Consulter Neuvième Art la revue

des cases qui bougent

Les nouveaux modes de diffusion numériques, sur les écrans d’ordinateur ou de téléphone, conduisent parfois à enrichir, par du son ou du mouvement, les bandes dessinées adaptées. À mesure que ces nouveaux procédés se banaliseront, on assistera sans doute à la naissance d’un genre nouveau, à la frontière de deux médias : la bande dessinée animée.

Aussi bien, nombre de séries d’animation japonaises pour la télévision se caractérisent-elles déjà par une réalisation à l’économie, donc une animation limitée. On est, finalement, face à des images fixes, analogues à celles de la bande dessinée, avec des éléments d’animation parfois réduits à peu de chose (une bouche qui parle, des yeux qui clignent, des zooms avant et arrière).

Le concept de bande dessinée abstraite – voir ici même l’entrée précédente – ouvre peut-être une nouvelle voie à l’hybridation entre la structure de la bande dessinée et le dynamisme de l’image animée.

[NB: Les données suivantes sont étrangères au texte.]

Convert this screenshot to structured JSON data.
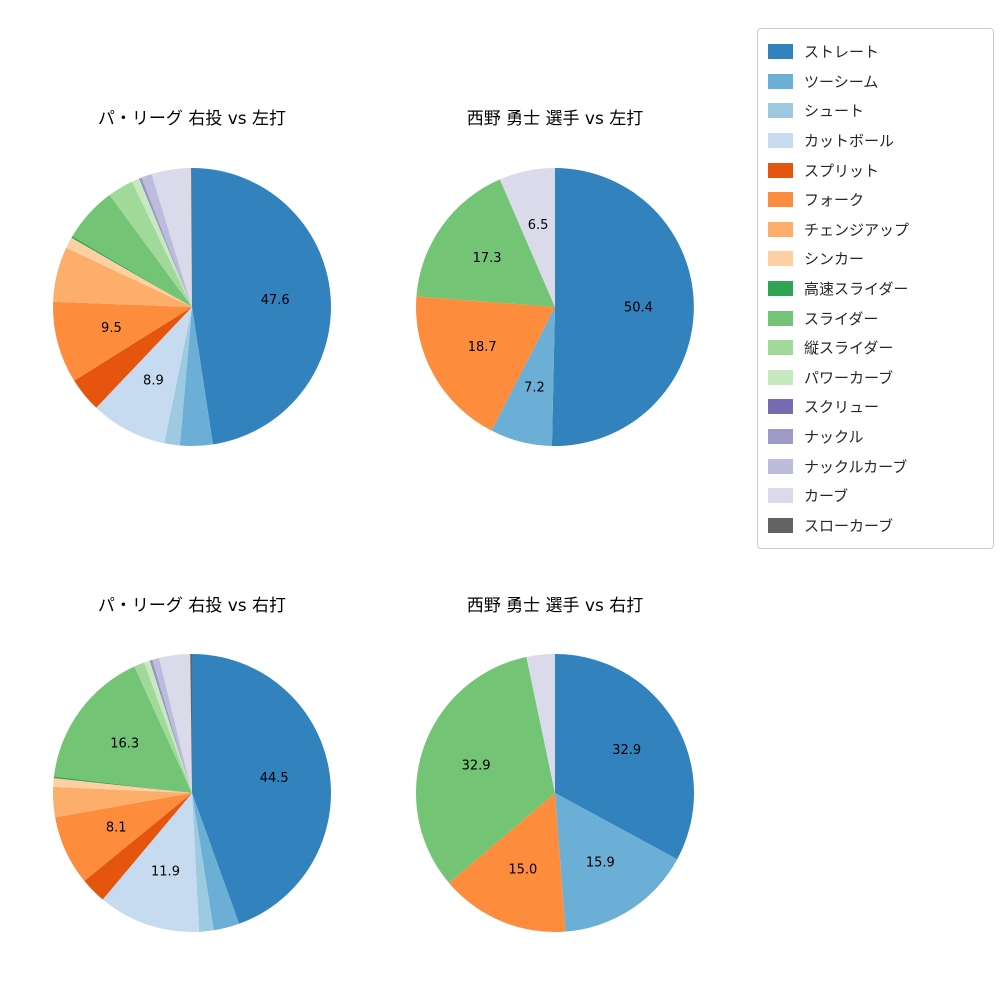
{
  "chart_data": {
    "type": "pie",
    "layout": "2x2 grid of pies with shared legend",
    "legend_position": "upper right",
    "start_angle_deg": 90,
    "direction": "clockwise",
    "autopct_threshold": 6.5,
    "grid": false,
    "categories": [
      "ストレート",
      "ツーシーム",
      "シュート",
      "カットボール",
      "スプリット",
      "フォーク",
      "チェンジアップ",
      "シンカー",
      "高速スライダー",
      "スライダー",
      "縦スライダー",
      "パワーカーブ",
      "スクリュー",
      "ナックル",
      "ナックルカーブ",
      "カーブ",
      "スローカーブ"
    ],
    "colors": [
      "#3182bd",
      "#6baed6",
      "#9ecae1",
      "#c6dbef",
      "#e6550d",
      "#fd8d3c",
      "#fdae6b",
      "#fdd0a2",
      "#31a354",
      "#74c476",
      "#a1d99b",
      "#c7e9c0",
      "#756bb1",
      "#9e9ac8",
      "#bcbddc",
      "#dadaeb",
      "#636363"
    ],
    "pies": [
      {
        "title": "パ・リーグ 右投 vs 左打",
        "values": [
          47.6,
          3.8,
          1.8,
          8.9,
          4.0,
          9.5,
          6.4,
          1.3,
          0.2,
          6.4,
          3.0,
          0.9,
          0.1,
          0.2,
          1.2,
          4.6,
          0.1
        ],
        "visible_labels": [
          "47.6",
          "8.9",
          "9.5"
        ]
      },
      {
        "title": "西野 勇士 選手 vs 左打",
        "values": [
          50.4,
          7.2,
          0,
          0,
          0,
          18.7,
          0,
          0,
          0,
          17.3,
          0,
          0,
          0,
          0,
          0,
          6.5,
          0
        ],
        "visible_labels": [
          "50.4",
          "7.2",
          "18.7",
          "17.3",
          "6.5"
        ]
      },
      {
        "title": "パ・リーグ 右投 vs 右打",
        "values": [
          44.5,
          3.0,
          1.7,
          11.9,
          3.0,
          8.1,
          3.5,
          1.0,
          0.2,
          16.3,
          1.2,
          0.7,
          0.1,
          0.2,
          0.8,
          3.6,
          0.2
        ],
        "visible_labels": [
          "44.5",
          "11.9",
          "8.1",
          "16.3"
        ]
      },
      {
        "title": "西野 勇士 選手 vs 右打",
        "values": [
          32.9,
          15.9,
          0,
          0,
          0,
          15.0,
          0,
          0,
          0,
          32.9,
          0,
          0,
          0,
          0,
          0,
          3.3,
          0
        ],
        "visible_labels": [
          "32.9",
          "15.9",
          "15.0",
          "32.9"
        ]
      }
    ]
  }
}
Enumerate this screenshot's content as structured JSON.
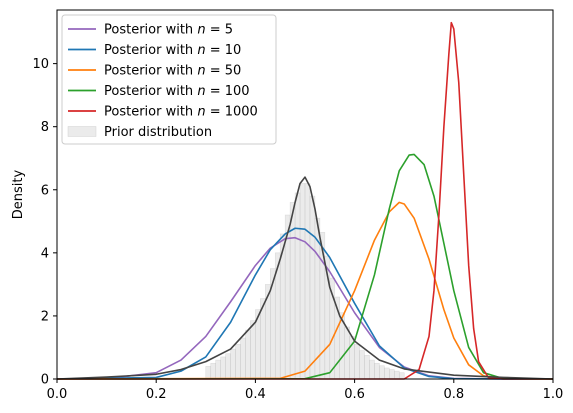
{
  "chart_data": {
    "type": "line",
    "title": "",
    "xlabel": "",
    "ylabel": "Density",
    "xlim": [
      0.0,
      1.0
    ],
    "ylim": [
      0,
      11.7
    ],
    "xticks": [
      "0.0",
      "0.2",
      "0.4",
      "0.6",
      "0.8",
      "1.0"
    ],
    "yticks": [
      "0",
      "2",
      "4",
      "6",
      "8",
      "10"
    ],
    "grid": false,
    "legend_position": "top-left",
    "series": [
      {
        "name": "Posterior with n = 5",
        "legend_prefix": "Posterior with ",
        "legend_var": "n",
        "legend_rest": " = 5",
        "color": "#9467bd",
        "x": [
          0.0,
          0.1,
          0.2,
          0.25,
          0.3,
          0.35,
          0.4,
          0.43,
          0.46,
          0.48,
          0.5,
          0.52,
          0.55,
          0.6,
          0.65,
          0.7,
          0.75,
          0.8,
          0.9,
          1.0
        ],
        "y": [
          0.0,
          0.01,
          0.2,
          0.6,
          1.35,
          2.45,
          3.6,
          4.15,
          4.45,
          4.48,
          4.35,
          4.05,
          3.4,
          2.1,
          1.0,
          0.38,
          0.1,
          0.02,
          0.0,
          0.0
        ]
      },
      {
        "name": "Posterior with n = 10",
        "legend_prefix": "Posterior with ",
        "legend_var": "n",
        "legend_rest": " = 10",
        "color": "#1f77b4",
        "x": [
          0.0,
          0.2,
          0.25,
          0.3,
          0.35,
          0.4,
          0.43,
          0.46,
          0.48,
          0.5,
          0.52,
          0.55,
          0.6,
          0.65,
          0.7,
          0.75,
          0.8,
          0.9,
          1.0
        ],
        "y": [
          0.0,
          0.05,
          0.25,
          0.7,
          1.8,
          3.3,
          4.1,
          4.6,
          4.78,
          4.75,
          4.5,
          3.85,
          2.4,
          1.05,
          0.35,
          0.08,
          0.01,
          0.0,
          0.0
        ]
      },
      {
        "name": "Posterior with n = 50",
        "legend_prefix": "Posterior with ",
        "legend_var": "n",
        "legend_rest": " = 50",
        "color": "#ff7f0e",
        "x": [
          0.0,
          0.45,
          0.5,
          0.55,
          0.6,
          0.64,
          0.67,
          0.69,
          0.7,
          0.72,
          0.75,
          0.78,
          0.8,
          0.83,
          0.86,
          0.9,
          1.0
        ],
        "y": [
          0.0,
          0.02,
          0.25,
          1.1,
          2.8,
          4.4,
          5.3,
          5.6,
          5.55,
          5.1,
          3.8,
          2.2,
          1.3,
          0.45,
          0.1,
          0.01,
          0.0
        ]
      },
      {
        "name": "Posterior with n = 100",
        "legend_prefix": "Posterior with ",
        "legend_var": "n",
        "legend_rest": " = 100",
        "color": "#2ca02c",
        "x": [
          0.0,
          0.5,
          0.55,
          0.6,
          0.64,
          0.67,
          0.69,
          0.71,
          0.72,
          0.74,
          0.76,
          0.78,
          0.8,
          0.83,
          0.86,
          0.9,
          1.0
        ],
        "y": [
          0.0,
          0.01,
          0.2,
          1.2,
          3.3,
          5.4,
          6.6,
          7.1,
          7.12,
          6.8,
          5.8,
          4.3,
          2.8,
          1.0,
          0.2,
          0.01,
          0.0
        ]
      },
      {
        "name": "Posterior with n = 1000",
        "legend_prefix": "Posterior with ",
        "legend_var": "n",
        "legend_rest": " = 1000",
        "color": "#d62728",
        "x": [
          0.0,
          0.7,
          0.73,
          0.75,
          0.76,
          0.77,
          0.78,
          0.79,
          0.795,
          0.8,
          0.81,
          0.82,
          0.83,
          0.84,
          0.85,
          0.87,
          0.9,
          1.0
        ],
        "y": [
          0.0,
          0.0,
          0.3,
          1.35,
          2.8,
          5.2,
          8.0,
          10.3,
          11.3,
          11.1,
          9.4,
          6.5,
          3.6,
          1.6,
          0.55,
          0.04,
          0.0,
          0.0
        ]
      },
      {
        "name": "",
        "color": "#444444",
        "x": [
          0.0,
          0.1,
          0.2,
          0.25,
          0.3,
          0.35,
          0.4,
          0.43,
          0.45,
          0.47,
          0.48,
          0.49,
          0.5,
          0.51,
          0.52,
          0.53,
          0.55,
          0.57,
          0.6,
          0.65,
          0.7,
          0.8,
          0.9,
          1.0
        ],
        "y": [
          0.0,
          0.06,
          0.15,
          0.3,
          0.55,
          0.95,
          1.8,
          2.8,
          3.8,
          4.9,
          5.6,
          6.2,
          6.4,
          6.1,
          5.4,
          4.5,
          2.9,
          2.0,
          1.2,
          0.6,
          0.32,
          0.12,
          0.05,
          0.0
        ]
      }
    ],
    "prior_histogram": {
      "name": "Prior distribution",
      "color": "#cccccc",
      "bin_width": 0.01,
      "centers": [
        0.305,
        0.315,
        0.325,
        0.335,
        0.345,
        0.355,
        0.365,
        0.375,
        0.385,
        0.395,
        0.405,
        0.415,
        0.425,
        0.435,
        0.445,
        0.455,
        0.465,
        0.475,
        0.485,
        0.495,
        0.505,
        0.515,
        0.525,
        0.535,
        0.545,
        0.555,
        0.565,
        0.575,
        0.585,
        0.595,
        0.605,
        0.615,
        0.625,
        0.635,
        0.645,
        0.655,
        0.665,
        0.675,
        0.685,
        0.695
      ],
      "heights": [
        0.4,
        0.5,
        0.6,
        0.7,
        0.8,
        0.95,
        1.1,
        1.3,
        1.55,
        1.85,
        2.2,
        2.55,
        3.0,
        3.5,
        4.0,
        4.6,
        5.2,
        5.6,
        5.9,
        6.2,
        6.2,
        5.8,
        5.1,
        4.65,
        3.9,
        3.2,
        2.6,
        2.1,
        1.65,
        1.35,
        1.1,
        0.9,
        0.75,
        0.6,
        0.5,
        0.42,
        0.35,
        0.3,
        0.25,
        0.2
      ]
    }
  }
}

Déjà, il est patent que nombre de planches abstraites s’apparentent à une séquence d’animation figée, avec des formes engagées dans un processus de métamorphose, c’est-à-dire, littéralement, de dé-formation. C’est par là que la BD abstraite est narrative quand même : quand elle nous conte précisément cela, l’histoire d’une forme.

Mais, de même qu’il existe, Molotiu nous l’a révélé, une bande dessinée abstraite, il existe aussi, depuis longtemps, une tradition expérimentale de films d’animation abstraits – tradition que l’on peut même faire remonter au temps du phénakistiscope. J’ai précisément eu l’occasion de visiter récemment, au musée de la Photographie de Tokyo, une exposition sur ce sujet, où, aux côtés de films d’autres artistes (tels Lazlo Moholy-Nagy ou Len Lye – le premier étant, au départ, peintre et photographe, le second, écrivain et sculpteur), était particulièrement mis à l’honneur le fascinant travail de Takashi Ishida. Ce jeune vidéaste pratique un abstractionnisme à la fois lyrique et cérébral, nourri de calligraphie, intégrant quelquefois des prises de vue réelles, et utilisant la couleur, le rythme, le son, la poussée et le retrait du dessin en train de se faire puis de se défaire sous nos yeux, pour un résultat véritablement hypnotique.

On peut imaginer une page de bande dessinée abstraite où, à l’intérieur de chaque case, il y aurait du mouvement. Quelques tentatives ont déjà été faites en ce sens, par exemple par la finlandaise Satu Kaikkonen, qui a posté quelques réalisations de son cru sur le blog d’Andrei Molotiu (http://abstractcomics.blogspot.com), en date du 5 novembre 2009. On peut certainement aller beaucoup plus loin, même si la limite qui se présente bientôt est celle des capacités perceptives et cognitives du spectateur. Comment se rendre attentif simultanément à six ou huit images mouvantes, juxtaposées au sein d’un multicadre, à la façon des vignettes d’une bande dessinée ? Car c’est bien de simultanéité, de synchronisme, qu’il s’agit, en lieu et place de la consécution ordonnant la lecture des images, quand elles sont fixes. Naturellement, les animations pourraient être plus ou moins coordonnées, à l’unisson, ou bien, au contraire, jouer des partitions dissonantes. Il me semble qu’il y a là tout un champ d’expérimentation, dont il y a fort à parier qu’il sera investi dans les prochaines années.